The 50-year-old gave the gift of life in 2003, when he became a bone marrow donor for a seriously-ill leukaemia patient in Australia, whose only hope was a transplant.

Now, Graeme, of Houghton, is hoping someone will come to the aid of his granddaughter Chloe Gray, of Plains Farm, Sunderland, who was born with a rare blood disorder.

The youngster faces a desperate race against time to find a bone marrow donor to save her life.

“With him working as a fireman he sees a lot of stuff so he did it to hopefully help save lives,” said Chloe’s mum Francesca, 20.

“Afterwards, he got a letter from the Anthony Nolan Trust saying the person who had received his donor wanted to get in contact with him.

“She is a woman from Australia who says she still raises a glass to him every year to say thank-you, because without him she wouldn’t be here.

“We just hope the same happens with Chloe.”

As revealed in the Echo, Chloe’s parents Francesca Gray and Craig Bowser, 27, were dealt the devastating blow that she would not live more than a few hours after she was born.
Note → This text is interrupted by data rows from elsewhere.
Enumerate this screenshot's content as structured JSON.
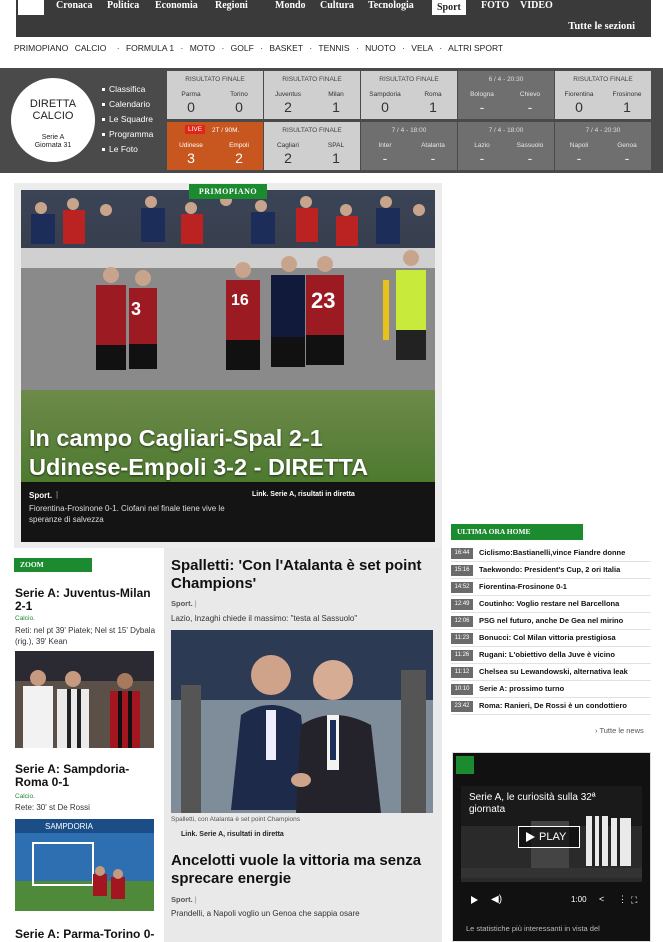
{
  "topnav": {
    "items": [
      "Cronaca",
      "Politica",
      "Economia",
      "Regioni",
      "Mondo",
      "Cultura",
      "Tecnologia",
      "Sport",
      "FOTO",
      "VIDEO"
    ],
    "tutte_label": "Tutte le sezioni"
  },
  "subnav": {
    "items": [
      "PRIMOPIANO",
      "CALCIO",
      "FORMULA 1",
      "MOTO",
      "GOLF",
      "BASKET",
      "TENNIS",
      "NUOTO",
      "VELA",
      "ALTRI SPORT"
    ]
  },
  "diretta": {
    "title_line1": "DIRETTA",
    "title_line2": "CALCIO",
    "league": "Serie A",
    "giornata": "Giornata 31"
  },
  "diretta_menu": [
    "Classifica",
    "Calendario",
    "Le Squadre",
    "Programma",
    "Le Foto"
  ],
  "matches": [
    {
      "status": "final",
      "header": "RISULTATO FINALE",
      "home": "Parma",
      "away": "Torino",
      "home_score": "0",
      "away_score": "0"
    },
    {
      "status": "final",
      "header": "RISULTATO FINALE",
      "home": "Juventus",
      "away": "Milan",
      "home_score": "2",
      "away_score": "1"
    },
    {
      "status": "final",
      "header": "RISULTATO FINALE",
      "home": "Sampdoria",
      "away": "Roma",
      "home_score": "0",
      "away_score": "1"
    },
    {
      "status": "upcoming",
      "header": "6 / 4 - 20:30",
      "home": "Bologna",
      "away": "Chievo",
      "home_score": "-",
      "away_score": "-"
    },
    {
      "status": "final",
      "header": "RISULTATO FINALE",
      "home": "Fiorentina",
      "away": "Frosinone",
      "home_score": "0",
      "away_score": "1"
    },
    {
      "status": "live",
      "live_label": "LIVE",
      "header": "2T / 90M.",
      "home": "Udinese",
      "away": "Empoli",
      "home_score": "3",
      "away_score": "2"
    },
    {
      "status": "final",
      "header": "RISULTATO FINALE",
      "home": "Cagliari",
      "away": "SPAL",
      "home_score": "2",
      "away_score": "1"
    },
    {
      "status": "upcoming",
      "header": "7 / 4 - 18:00",
      "home": "Inter",
      "away": "Atalanta",
      "home_score": "-",
      "away_score": "-"
    },
    {
      "status": "upcoming",
      "header": "7 / 4 - 18:00",
      "home": "Lazio",
      "away": "Sassuolo",
      "home_score": "-",
      "away_score": "-"
    },
    {
      "status": "upcoming",
      "header": "7 / 4 - 20:30",
      "home": "Napoli",
      "away": "Genoa",
      "home_score": "-",
      "away_score": "-"
    }
  ],
  "feature": {
    "badge": "PRIMOPIANO",
    "title_line1": "In campo Cagliari-Spal 2-1",
    "title_line2": "Udinese-Empoli 3-2 - DIRETTA",
    "sport_label": "Sport.",
    "subtitle": "Fiorentina-Frosinone 0-1. Ciofani nel finale tiene vive le speranze di salvezza",
    "link": "Link. Serie A, risultati in diretta",
    "jersey_numbers": [
      "3",
      "16",
      "23"
    ]
  },
  "zoom": {
    "badge": "ZOOM",
    "articles": [
      {
        "title": "Serie A: Juventus-Milan 2-1",
        "category": "Calcio.",
        "body": "Reti: nel pt 39' Piatek; Nel st 15' Dybala (rig.), 39' Kean"
      },
      {
        "title": "Serie A: Sampdoria-Roma 0-1",
        "category": "Calcio.",
        "body": "Rete: 30' st De Rossi"
      },
      {
        "title": "Serie A: Parma-Torino 0-"
      }
    ],
    "banner_text": "SAMPDORIA"
  },
  "center": {
    "article1": {
      "title": "Spalletti: 'Con l'Atalanta è set point Champions'",
      "sport_label": "Sport.",
      "subtitle": "Lazio, Inzaghi chiede il massimo: \"testa al Sassuolo\"",
      "caption": "Spalletti, con Atalanta è set point Champions",
      "link": "Link. Serie A, risultati in diretta"
    },
    "article2": {
      "title": "Ancelotti vuole la vittoria ma senza sprecare energie",
      "sport_label": "Sport.",
      "subtitle": "Prandelli, a Napoli voglio un Genoa che sappia osare"
    }
  },
  "ultima_ora": {
    "badge": "ULTIMA ORA HOME",
    "items": [
      {
        "time": "16:44",
        "text": "Ciclismo:Bastianelli,vince Fiandre donne"
      },
      {
        "time": "15:16",
        "text": "Taekwondo: President's Cup, 2 ori Italia"
      },
      {
        "time": "14:52",
        "text": "Fiorentina-Frosinone 0-1"
      },
      {
        "time": "12:49",
        "text": "Coutinho: Voglio restare nel Barcellona"
      },
      {
        "time": "12:06",
        "text": "PSG nel futuro, anche De Gea nel mirino"
      },
      {
        "time": "11:23",
        "text": "Bonucci: Col Milan vittoria prestigiosa"
      },
      {
        "time": "11:26",
        "text": "Rugani: L'obiettivo della Juve è vicino"
      },
      {
        "time": "11:12",
        "text": "Chelsea su Lewandowski, alternativa leak"
      },
      {
        "time": "10:10",
        "text": "Serie A: prossimo turno"
      },
      {
        "time": "23:42",
        "text": "Roma: Ranieri, De Rossi è un condottiero"
      }
    ],
    "all_label": "› Tutte le news"
  },
  "video": {
    "title": "Serie A, le curiosità sulla 32ª giornata",
    "play_label": "PLAY",
    "time": "1:00",
    "description": "Le statistiche più interessanti in vista del"
  }
}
But the little fighter defied medics and celebrated her first birthday earlier this month.

Chloe underwent two blood transfusions while still in the womb before being diagnosed with Diamond Blackfan Anaemia (DBA), which affects 600 people worldwide.

The tot was born unable to breathe, suffered potentially fatal jaundice after an emergency-induced labour.
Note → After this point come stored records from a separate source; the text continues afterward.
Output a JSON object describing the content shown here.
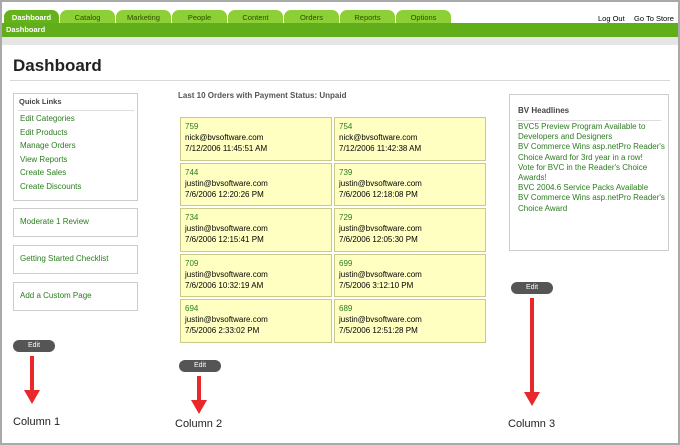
{
  "tabs": [
    "Dashboard",
    "Catalog",
    "Marketing",
    "People",
    "Content",
    "Orders",
    "Reports",
    "Options"
  ],
  "top_links": {
    "logout": "Log Out",
    "goto_store": "Go To Store"
  },
  "breadcrumb": "Dashboard",
  "page_title": "Dashboard",
  "quick_links": {
    "title": "Quick Links",
    "items": [
      "Edit Categories",
      "Edit Products",
      "Manage Orders",
      "View Reports",
      "Create Sales",
      "Create Discounts"
    ]
  },
  "sidebar_boxes": {
    "moderate": "Moderate 1 Review",
    "checklist": "Getting Started Checklist",
    "custom_page": "Add a Custom Page"
  },
  "orders": {
    "title": "Last 10 Orders with Payment Status: Unpaid",
    "items": [
      {
        "id": "759",
        "email": "nick@bvsoftware.com",
        "date": "7/12/2006 11:45:51 AM"
      },
      {
        "id": "754",
        "email": "nick@bvsoftware.com",
        "date": "7/12/2006 11:42:38 AM"
      },
      {
        "id": "744",
        "email": "justin@bvsoftware.com",
        "date": "7/6/2006 12:20:26 PM"
      },
      {
        "id": "739",
        "email": "justin@bvsoftware.com",
        "date": "7/6/2006 12:18:08 PM"
      },
      {
        "id": "734",
        "email": "justin@bvsoftware.com",
        "date": "7/6/2006 12:15:41 PM"
      },
      {
        "id": "729",
        "email": "justin@bvsoftware.com",
        "date": "7/6/2006 12:05:30 PM"
      },
      {
        "id": "709",
        "email": "justin@bvsoftware.com",
        "date": "7/6/2006 10:32:19 AM"
      },
      {
        "id": "699",
        "email": "justin@bvsoftware.com",
        "date": "7/5/2006 3:12:10 PM"
      },
      {
        "id": "694",
        "email": "justin@bvsoftware.com",
        "date": "7/5/2006 2:33:02 PM"
      },
      {
        "id": "689",
        "email": "justin@bvsoftware.com",
        "date": "7/5/2006 12:51:28 PM"
      }
    ]
  },
  "headlines": {
    "title": "BV Headlines",
    "items": [
      "BVC5 Preview Program Available to Developers and Designers",
      "BV Commerce Wins asp.netPro Reader's Choice Award for 3rd year in a row!",
      "Vote for BVC in the Reader's Choice Awards!",
      "BVC 2004.6 Service Packs Available",
      "BV Commerce Wins asp.netPro Reader's Choice Award"
    ]
  },
  "edit_label": "Edit",
  "column_labels": [
    "Column 1",
    "Column 2",
    "Column 3"
  ],
  "colors": {
    "nav_green": "#5fae1a",
    "tab_green": "#8ccf36",
    "link_green": "#2a7d1e",
    "order_bg": "#ffffc2",
    "arrow_red": "#e8282b"
  }
}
Chloe, who weighed just 4lb 10oz, had to endure a gruelling full blood tramsfusion as doctors battled to save her life.

She remained in intensive care for three weeks before being allowed home.
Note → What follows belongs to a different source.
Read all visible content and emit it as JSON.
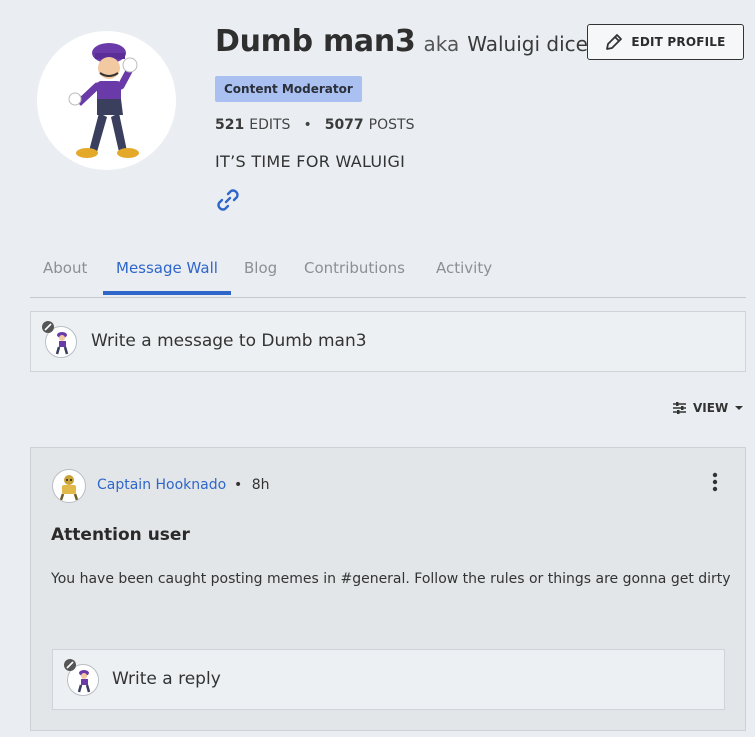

Francesca and Craig are now Chloe’s full-time carers and are praying they find a match, although medics have said Chloe, at the moment, may not be strong enough to cope with the chemotherapy that follows.

“We just want her to have a chance,” said Francesca.

DBA is caused by a failure in the bone marrow that prevents the body from producing red blood cells.

It can leave sufferers critically weak and susceptible to a range of diseases.